O Protocolo apresenta várias outras impropriedades. Dentre elas, destaca-se o predomínio da visão médica, já que ao Médico Perito Federal caberia avaliar o impedimento nas funções e nas estruturas do corpo e, quando entender pela sua inexistência, encerrar a avaliação declarando que a pessoa não tem deficiência, desconsiderando o impacto dos fatores ambientais e das atividades de participação na configuração da deficiência. Rompendo assim com a lógica da Classificação Internacional de Funcionalidade, Incapacidade e Saúde (CIF) da Organização Mundial da Saúde (OMS), que permeia a Convenção e a LBI.

Verifica-se nessa proposta hierarquizada nítida intenção de continuar avaliando a deficiência como uma questão médica e restrita à avaliação de uma doença ou sequela.
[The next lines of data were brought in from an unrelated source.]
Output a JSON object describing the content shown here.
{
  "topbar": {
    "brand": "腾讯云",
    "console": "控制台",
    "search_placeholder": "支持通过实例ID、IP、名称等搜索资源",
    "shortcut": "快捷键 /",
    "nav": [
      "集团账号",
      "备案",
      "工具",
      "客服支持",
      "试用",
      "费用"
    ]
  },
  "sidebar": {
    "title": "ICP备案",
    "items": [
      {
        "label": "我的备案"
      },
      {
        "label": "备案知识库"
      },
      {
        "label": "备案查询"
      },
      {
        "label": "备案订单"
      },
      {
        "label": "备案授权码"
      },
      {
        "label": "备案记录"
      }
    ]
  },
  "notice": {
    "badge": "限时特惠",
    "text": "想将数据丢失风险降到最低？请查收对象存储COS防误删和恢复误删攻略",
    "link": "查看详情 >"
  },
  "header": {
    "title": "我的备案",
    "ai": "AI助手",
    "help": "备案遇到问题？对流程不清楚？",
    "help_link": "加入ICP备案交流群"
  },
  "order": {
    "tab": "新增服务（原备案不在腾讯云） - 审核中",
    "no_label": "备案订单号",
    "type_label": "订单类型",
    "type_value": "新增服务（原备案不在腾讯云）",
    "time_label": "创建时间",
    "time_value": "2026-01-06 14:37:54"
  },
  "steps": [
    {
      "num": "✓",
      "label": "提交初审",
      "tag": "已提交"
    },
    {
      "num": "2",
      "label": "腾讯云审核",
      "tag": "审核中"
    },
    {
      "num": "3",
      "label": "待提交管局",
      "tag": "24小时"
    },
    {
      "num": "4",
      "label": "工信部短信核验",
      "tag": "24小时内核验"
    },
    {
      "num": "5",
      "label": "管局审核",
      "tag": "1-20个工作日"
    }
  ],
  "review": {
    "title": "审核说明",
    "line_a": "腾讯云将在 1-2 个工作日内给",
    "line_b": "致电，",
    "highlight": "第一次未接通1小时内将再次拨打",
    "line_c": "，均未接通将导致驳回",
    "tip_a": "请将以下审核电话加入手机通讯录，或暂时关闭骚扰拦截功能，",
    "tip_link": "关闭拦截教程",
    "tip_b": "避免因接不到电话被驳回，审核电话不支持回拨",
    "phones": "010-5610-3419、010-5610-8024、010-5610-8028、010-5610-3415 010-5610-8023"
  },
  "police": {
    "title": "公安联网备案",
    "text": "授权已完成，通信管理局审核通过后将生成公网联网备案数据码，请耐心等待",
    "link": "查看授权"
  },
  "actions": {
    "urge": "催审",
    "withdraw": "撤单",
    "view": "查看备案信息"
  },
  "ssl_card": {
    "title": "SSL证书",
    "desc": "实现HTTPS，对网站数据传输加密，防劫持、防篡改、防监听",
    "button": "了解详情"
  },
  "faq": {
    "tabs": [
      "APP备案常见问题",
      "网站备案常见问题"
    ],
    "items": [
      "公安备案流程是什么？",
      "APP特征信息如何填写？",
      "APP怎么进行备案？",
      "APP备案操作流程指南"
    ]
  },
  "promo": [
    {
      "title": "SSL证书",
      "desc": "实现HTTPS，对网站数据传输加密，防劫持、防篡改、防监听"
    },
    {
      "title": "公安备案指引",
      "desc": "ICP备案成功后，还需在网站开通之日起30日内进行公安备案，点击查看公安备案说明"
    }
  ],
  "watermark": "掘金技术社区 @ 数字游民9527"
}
Essa prevalência da visão médica rompe com o próprio entendimento da OMS que destaca a deficiência como complexa, dinâmica e multidimensional, sendo que o ambiente de uma pessoa tem um enorme impacto sobre a vivência e a extensão da deficiência. Essa proposta cria uma hierarquia ilegal que rompe com o comando claro e expresso da LBI de que a avaliação da deficiência deve ser biopsicossocial, realizada por equipe multiprofissional e interdisciplinar. E também, retroage ao reducionismo da visão médica na concepção e avaliação da deficiência, não encontrando guarida no conceito constitucional de deficiência da Convenção.

Por outro lado, o PROBAD, quando propõe que a avaliação das funções e estruturas do corpo seja feita obrigatoriamente por um Médico Perito, exclui vários profissionais da área de Saúde e de outras áreas de conhecimento, como médicos não integrantes da carreira de Perícia Médica (inclusive especialistas como, por exemplo, psiquiatras, neurologistas e médicos do trabalho), bem como psicólogos, fisioterapeutas, fonoaudiólogos, terapeutas ocupacionais, psicopedagogos, entre outros. Esses profissionais estão aptos a avaliar os impedimentos e funcionalidades relacionados à sua área de especialização. Esta questão demostra que o PROBAD tem de fato a intenção de criar uma reserva de mercado para uma categoria profissional federal, utilizando-se para tal de um instrumento de validação da deficiência.

Um país com dimensões continentais como o nosso precisa contar com uma rede de profissionais para avaliar com agilidade e capilaridade as pessoas com deficiência.

O PROBAD não distingue a deficiência intelectual da deficiência mental/psicossocial. Essas deficiências são distintas, têm especificidades e barreiras diversas. A mental/psicossocial ainda tem dificuldade de ser reconhecida como uma deficiência e é confundida com a intelectual. A proposta reforça essa incompreensão, não permitindo identificar situações de maior risco funcional especialmente para a deficiência mental/psicossocial.

Outra grande dificuldade é que as questões relacionadas ao trabalho no PROBAD foram reduzidas a apenas um item. O trabalho, instância fundamental da vida e da construção da identidade social, não pode ter o peso de apenas um dos quarenta e quatro itens na vida da pessoa.

Pelo exposto, manifestamos apoio ao Índice de Funcionalidade Brasileiro Modificado – IFBrM, que foi construído por um grupo de especialistas e pessoas com deficiência, respeitando os ditames legais, científicos e democráticos. Ressalta-se que eventuais ajustes, apontados pelo processo de validação conduzido pela UnB, poderão ser efetuados para tornar o IFBrM um instrumento ainda mais justo e eficaz para a avaliação da deficiência.